Their collective message was clear: while ambition is high, investments remain worryingly low.
“Energy efficiency is not just a cost-saving intervention,” McCormick emphasised.
“It enhances our energy access, security, and also drives innovation across industry, transport, and households.”
Africa's energy efficiency investments currently account for less than 3% of global funding, according to Daniel Schroth from the African Development Bank.
“In Sub-Saharan Africa, average per capita energy use is about what one refrigerator in the US consumes annually,” he said.
“That stark figure tells you everything about the investment gap we need to close.”

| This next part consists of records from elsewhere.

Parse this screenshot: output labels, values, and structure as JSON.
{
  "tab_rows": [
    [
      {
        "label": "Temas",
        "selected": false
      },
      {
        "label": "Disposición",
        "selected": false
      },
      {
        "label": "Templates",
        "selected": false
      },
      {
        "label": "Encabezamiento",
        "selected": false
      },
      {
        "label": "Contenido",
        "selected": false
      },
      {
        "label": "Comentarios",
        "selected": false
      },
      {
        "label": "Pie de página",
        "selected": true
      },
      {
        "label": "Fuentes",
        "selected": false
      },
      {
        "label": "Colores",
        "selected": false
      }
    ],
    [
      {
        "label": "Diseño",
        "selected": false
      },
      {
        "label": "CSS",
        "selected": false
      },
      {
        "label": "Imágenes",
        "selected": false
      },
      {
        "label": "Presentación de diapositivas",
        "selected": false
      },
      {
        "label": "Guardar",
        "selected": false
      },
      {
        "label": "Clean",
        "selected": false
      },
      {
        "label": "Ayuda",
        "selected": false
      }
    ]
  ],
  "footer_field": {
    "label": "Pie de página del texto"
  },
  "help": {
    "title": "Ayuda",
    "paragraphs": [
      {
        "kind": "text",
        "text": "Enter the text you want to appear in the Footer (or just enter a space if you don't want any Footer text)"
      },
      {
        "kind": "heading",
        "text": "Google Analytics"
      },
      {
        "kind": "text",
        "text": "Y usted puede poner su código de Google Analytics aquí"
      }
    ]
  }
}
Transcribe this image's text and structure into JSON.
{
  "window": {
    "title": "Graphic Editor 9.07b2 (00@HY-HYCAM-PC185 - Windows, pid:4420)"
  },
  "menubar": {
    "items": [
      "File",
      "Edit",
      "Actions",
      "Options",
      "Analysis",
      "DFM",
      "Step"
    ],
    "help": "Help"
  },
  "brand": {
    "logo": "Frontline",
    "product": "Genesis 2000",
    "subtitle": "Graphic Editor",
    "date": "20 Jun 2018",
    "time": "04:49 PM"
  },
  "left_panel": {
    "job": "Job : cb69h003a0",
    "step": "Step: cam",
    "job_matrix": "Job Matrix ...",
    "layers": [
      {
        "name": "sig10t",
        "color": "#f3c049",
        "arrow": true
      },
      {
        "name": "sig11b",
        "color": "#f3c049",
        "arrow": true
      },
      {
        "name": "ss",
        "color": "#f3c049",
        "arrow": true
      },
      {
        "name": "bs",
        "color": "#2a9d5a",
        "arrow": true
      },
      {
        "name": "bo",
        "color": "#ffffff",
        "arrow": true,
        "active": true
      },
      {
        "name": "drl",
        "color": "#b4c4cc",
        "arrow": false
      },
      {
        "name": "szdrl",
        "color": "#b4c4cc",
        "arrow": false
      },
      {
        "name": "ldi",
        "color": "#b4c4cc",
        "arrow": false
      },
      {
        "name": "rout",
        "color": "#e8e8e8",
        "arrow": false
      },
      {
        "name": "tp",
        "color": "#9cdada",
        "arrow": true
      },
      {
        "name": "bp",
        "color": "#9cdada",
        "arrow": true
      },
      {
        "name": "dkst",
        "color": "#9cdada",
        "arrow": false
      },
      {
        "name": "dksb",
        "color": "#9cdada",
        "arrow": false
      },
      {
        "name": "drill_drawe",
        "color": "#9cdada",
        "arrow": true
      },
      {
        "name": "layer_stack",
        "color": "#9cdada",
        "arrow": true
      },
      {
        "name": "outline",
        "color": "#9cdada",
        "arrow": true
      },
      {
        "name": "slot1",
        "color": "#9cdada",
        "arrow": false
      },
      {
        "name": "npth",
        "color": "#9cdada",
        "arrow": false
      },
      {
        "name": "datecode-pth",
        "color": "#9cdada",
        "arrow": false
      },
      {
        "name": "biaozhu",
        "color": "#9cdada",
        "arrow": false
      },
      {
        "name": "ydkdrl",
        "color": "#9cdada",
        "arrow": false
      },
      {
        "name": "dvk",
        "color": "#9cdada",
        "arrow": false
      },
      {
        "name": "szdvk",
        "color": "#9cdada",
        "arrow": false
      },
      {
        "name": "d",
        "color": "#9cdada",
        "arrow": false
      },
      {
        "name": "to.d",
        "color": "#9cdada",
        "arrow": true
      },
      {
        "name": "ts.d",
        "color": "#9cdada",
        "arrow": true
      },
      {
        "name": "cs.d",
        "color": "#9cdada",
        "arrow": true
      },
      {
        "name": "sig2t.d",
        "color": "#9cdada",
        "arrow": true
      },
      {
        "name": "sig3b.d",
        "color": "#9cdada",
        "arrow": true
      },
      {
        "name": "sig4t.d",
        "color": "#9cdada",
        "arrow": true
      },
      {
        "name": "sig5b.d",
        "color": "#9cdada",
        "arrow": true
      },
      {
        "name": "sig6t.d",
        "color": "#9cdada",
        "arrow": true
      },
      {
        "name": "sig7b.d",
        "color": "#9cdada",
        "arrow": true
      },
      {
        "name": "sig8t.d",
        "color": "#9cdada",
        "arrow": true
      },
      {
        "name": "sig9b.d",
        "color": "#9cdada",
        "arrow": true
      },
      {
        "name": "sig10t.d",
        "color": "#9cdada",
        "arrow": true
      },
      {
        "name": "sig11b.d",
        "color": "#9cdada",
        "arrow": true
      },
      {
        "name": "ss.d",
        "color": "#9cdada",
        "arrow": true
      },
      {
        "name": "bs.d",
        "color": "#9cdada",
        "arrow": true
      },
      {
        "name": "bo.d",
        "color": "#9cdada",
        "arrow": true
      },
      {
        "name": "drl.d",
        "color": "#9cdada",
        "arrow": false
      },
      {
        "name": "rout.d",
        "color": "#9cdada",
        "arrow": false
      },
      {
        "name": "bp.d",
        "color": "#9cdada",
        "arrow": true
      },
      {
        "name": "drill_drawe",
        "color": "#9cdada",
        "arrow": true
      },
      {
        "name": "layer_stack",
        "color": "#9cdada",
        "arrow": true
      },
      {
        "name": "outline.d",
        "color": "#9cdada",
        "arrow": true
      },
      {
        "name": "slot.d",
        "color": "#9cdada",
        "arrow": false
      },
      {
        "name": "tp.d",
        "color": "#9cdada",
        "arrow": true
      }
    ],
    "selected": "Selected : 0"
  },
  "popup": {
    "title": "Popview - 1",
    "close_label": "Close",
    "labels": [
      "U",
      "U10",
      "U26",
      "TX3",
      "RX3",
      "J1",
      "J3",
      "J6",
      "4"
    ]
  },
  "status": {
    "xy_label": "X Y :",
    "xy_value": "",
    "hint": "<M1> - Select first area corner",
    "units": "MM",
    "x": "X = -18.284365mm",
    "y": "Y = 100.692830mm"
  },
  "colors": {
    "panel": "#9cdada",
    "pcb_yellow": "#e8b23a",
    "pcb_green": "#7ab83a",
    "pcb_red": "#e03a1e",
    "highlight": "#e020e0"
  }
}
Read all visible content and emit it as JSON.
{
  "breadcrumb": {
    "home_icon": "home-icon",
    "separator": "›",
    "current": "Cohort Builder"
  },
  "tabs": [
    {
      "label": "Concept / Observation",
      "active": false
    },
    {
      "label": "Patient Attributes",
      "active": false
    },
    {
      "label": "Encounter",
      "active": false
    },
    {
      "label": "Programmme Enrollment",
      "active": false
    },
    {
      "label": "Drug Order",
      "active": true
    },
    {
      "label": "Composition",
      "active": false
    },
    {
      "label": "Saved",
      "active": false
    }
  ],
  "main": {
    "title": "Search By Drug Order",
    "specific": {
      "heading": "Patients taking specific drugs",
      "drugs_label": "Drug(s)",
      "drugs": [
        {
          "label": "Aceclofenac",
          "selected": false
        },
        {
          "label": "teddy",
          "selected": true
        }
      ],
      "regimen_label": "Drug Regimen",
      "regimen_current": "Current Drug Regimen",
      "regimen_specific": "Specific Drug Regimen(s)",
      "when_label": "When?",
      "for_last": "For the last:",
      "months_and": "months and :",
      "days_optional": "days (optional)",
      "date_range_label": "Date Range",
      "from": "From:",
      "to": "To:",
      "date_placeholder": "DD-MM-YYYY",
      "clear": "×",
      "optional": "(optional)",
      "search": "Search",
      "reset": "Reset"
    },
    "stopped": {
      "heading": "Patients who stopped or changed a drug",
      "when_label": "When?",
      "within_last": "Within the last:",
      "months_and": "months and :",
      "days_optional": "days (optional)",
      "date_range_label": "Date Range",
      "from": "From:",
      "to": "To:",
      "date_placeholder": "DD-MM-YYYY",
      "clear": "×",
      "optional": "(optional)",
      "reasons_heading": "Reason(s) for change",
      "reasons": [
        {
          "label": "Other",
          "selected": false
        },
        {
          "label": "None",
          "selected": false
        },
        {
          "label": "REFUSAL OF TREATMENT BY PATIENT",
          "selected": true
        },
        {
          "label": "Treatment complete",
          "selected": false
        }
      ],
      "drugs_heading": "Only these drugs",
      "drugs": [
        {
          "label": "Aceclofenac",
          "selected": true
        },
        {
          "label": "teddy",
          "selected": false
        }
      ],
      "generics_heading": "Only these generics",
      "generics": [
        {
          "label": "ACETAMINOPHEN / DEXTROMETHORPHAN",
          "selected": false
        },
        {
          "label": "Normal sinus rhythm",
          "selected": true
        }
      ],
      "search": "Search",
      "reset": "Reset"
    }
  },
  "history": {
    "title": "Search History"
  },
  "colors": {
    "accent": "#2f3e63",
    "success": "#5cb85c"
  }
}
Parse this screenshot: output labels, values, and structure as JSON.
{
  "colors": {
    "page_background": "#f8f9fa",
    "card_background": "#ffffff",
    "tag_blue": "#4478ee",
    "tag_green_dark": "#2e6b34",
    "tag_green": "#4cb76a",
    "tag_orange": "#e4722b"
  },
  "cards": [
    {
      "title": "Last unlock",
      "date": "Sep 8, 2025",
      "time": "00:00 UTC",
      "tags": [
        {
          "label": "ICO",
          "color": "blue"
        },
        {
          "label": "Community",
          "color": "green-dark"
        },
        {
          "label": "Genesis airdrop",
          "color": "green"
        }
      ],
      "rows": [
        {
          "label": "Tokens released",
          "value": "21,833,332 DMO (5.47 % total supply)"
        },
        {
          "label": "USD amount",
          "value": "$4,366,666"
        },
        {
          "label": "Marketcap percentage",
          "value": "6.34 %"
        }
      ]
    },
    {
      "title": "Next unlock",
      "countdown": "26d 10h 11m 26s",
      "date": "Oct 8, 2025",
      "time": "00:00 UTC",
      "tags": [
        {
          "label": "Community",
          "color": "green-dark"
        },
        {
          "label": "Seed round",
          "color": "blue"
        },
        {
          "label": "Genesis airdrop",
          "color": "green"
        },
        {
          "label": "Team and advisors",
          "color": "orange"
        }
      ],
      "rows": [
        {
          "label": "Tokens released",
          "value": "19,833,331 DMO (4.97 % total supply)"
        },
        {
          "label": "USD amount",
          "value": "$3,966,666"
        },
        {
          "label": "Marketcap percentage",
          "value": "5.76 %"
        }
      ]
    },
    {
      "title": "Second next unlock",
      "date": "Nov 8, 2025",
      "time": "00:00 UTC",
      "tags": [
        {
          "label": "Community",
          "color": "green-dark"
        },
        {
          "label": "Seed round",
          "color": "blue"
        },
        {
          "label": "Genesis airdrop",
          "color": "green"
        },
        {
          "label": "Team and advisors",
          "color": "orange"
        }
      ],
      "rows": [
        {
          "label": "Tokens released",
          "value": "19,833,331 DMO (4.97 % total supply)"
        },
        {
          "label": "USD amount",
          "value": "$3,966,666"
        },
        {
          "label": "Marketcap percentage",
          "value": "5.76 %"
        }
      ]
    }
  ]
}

Schroth outlined the Bank’s efforts to support countries like Senegal and Kenya with on-bill financing models and super ESCO (Energy Service Company) structures.
These models aim to retrofit public infrastructure and improve energy use while attracting private sector investment through de-risking strategies.
Programme Manager at the UNIDO in Austria, Karin Reiss-Haimbala, stressed the importance of creating demand-driven markets for energy-efficient products.
“If there is a market, investments will scale,” she said.
“We need both supply and consumer confidence to align; low-quality products destroy markets.”
She also warned against simplistic de-risking mechanisms: “Let’s not mistake re-risking for de-risking. It’s not about shifting risk; it’s about addressing the entire ecosystem.”
Denmark’s Louis Algren provided a European lens, showing how energy taxes, voluntary industry agreements, and public-private climate partnerships have successfully helped decouple economic growth from energy use.
“Since 1990, Denmark has reduced energy use by 11% and emissions by 55%, while growing the economy,” he said.
“Decoupling is not a myth, it is policy-driven reality.”
From the South African perspective, Mike Mulcahy, CEO of GreenCape highlighted the gap faced by small and mid-size firms.
“Many of them don’t know if they’ll be here in four years, so a four-year payback model doesn’t work. That’s where bundling energy efficiency with solar and storage becomes critical,” he said.
As the session drew to a close, key themes emerged for reflection in the days ahead: improving consumer confidence, incentivizing markets, deploying blended finance tools, and exploring models like super ESCOs and utility-based on-bill financing.